Maintain perspective, resilient people understand that, although a situation or event may seem overwhelming in the moment, it's impact may well lessen over time and be negligible in the scheme of things. Try to avoid blowing events out of proportion.
Build your self confidence, remember, resilient people are confident that they're going to succeed eventually, despite the setbacks or stresses that they might be facing. This belief in themselves also enables them to take risks: when you develop confidence and a strong sense of self, you have the strength to keep moving forward, and to take the risks you need to get ahead.
Develop strong relationships, with your friends and colleagues at work. People who have strong connections at work are more resistant to stress, and they're happier in their role. This also goes for your personal life: the more real friendships you develop, the more resilient you're going to be, because you have a strong support network to fall back on.
Focus on being flexible, resilient people understand that things change, and that carefully-made plans may, occasionally, need to be amended or scrapped.
Everyone has problems, and everyone also has the potential to be resilient. The following suggestions may also help you prevent your cup from overflowing:
Practice healthy coping skills
Take care of yourself emotionally
Recognise the victories in your life
Improve your self-esteem
Challenge yourself. Control what you can. Instead of being overwhelmed by your circumstances, find small things that you can do to make the situation better. Those little things can add up and make a world of difference
Don't be so hard on yourself. Learn from your mistakes. Everyone makes them. Don't allow yourself to obsess or feel over-burdened by guilt
Identify supportive people in your life
Try new things. When we open ourselves up to new possibilities, we get a broader and clearer perspective on life
Take a break. Give yourself time to de-stress and regroup
These skills can help build resiliency and will eventually become a habit if you start practising them now. They can also help you to get through the dark times so you can truly appreciate the many joys that always lie ahead.
The fact is that we're going to fail from time to time: it's an inevitable part of living that we make mistakes and occasionally fall flat on our faces. The only way to avoid this is to live a shuttered and sheltered existence, never trying anything new or taking a risk. Few of us want a life like that!
Instead, we should have the courage to go after our dreams, despite the very real risk that we'll fail in some way or other. Being resilient means that when we do fail, we bounce back, we have the strength to learn the lessons we need to learn, and we can move on to bigger and better things.
Overall, resilience gives us the power to overcome setbacks , so that we can live the life we've always imagined.
Resilience is the ability to bounce back when things don't go as planned.
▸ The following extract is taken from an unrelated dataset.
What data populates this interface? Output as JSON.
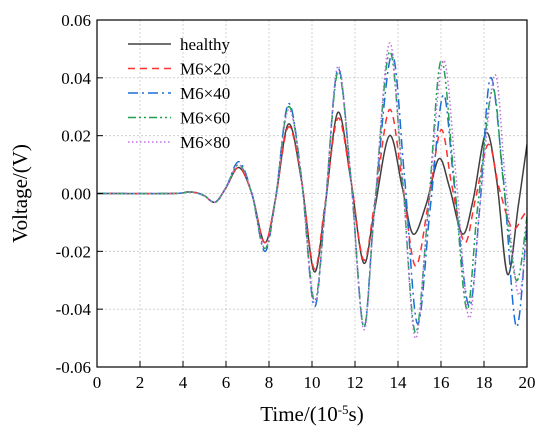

You can develop resilience in several ways. First, take care to exercise regularly and get enough sleep, so that you can control stress more easily. The stronger you feel physically and emotionally, the easier it is for you to overcome challenges.
Focus on thinking positively, and try to learn from the mistakes you make. Build strong relationships with colleagues and friends, so that you have a support network to fall back on. Also, set specific and achievable personal goals that match your values, and work on building your self-confidence.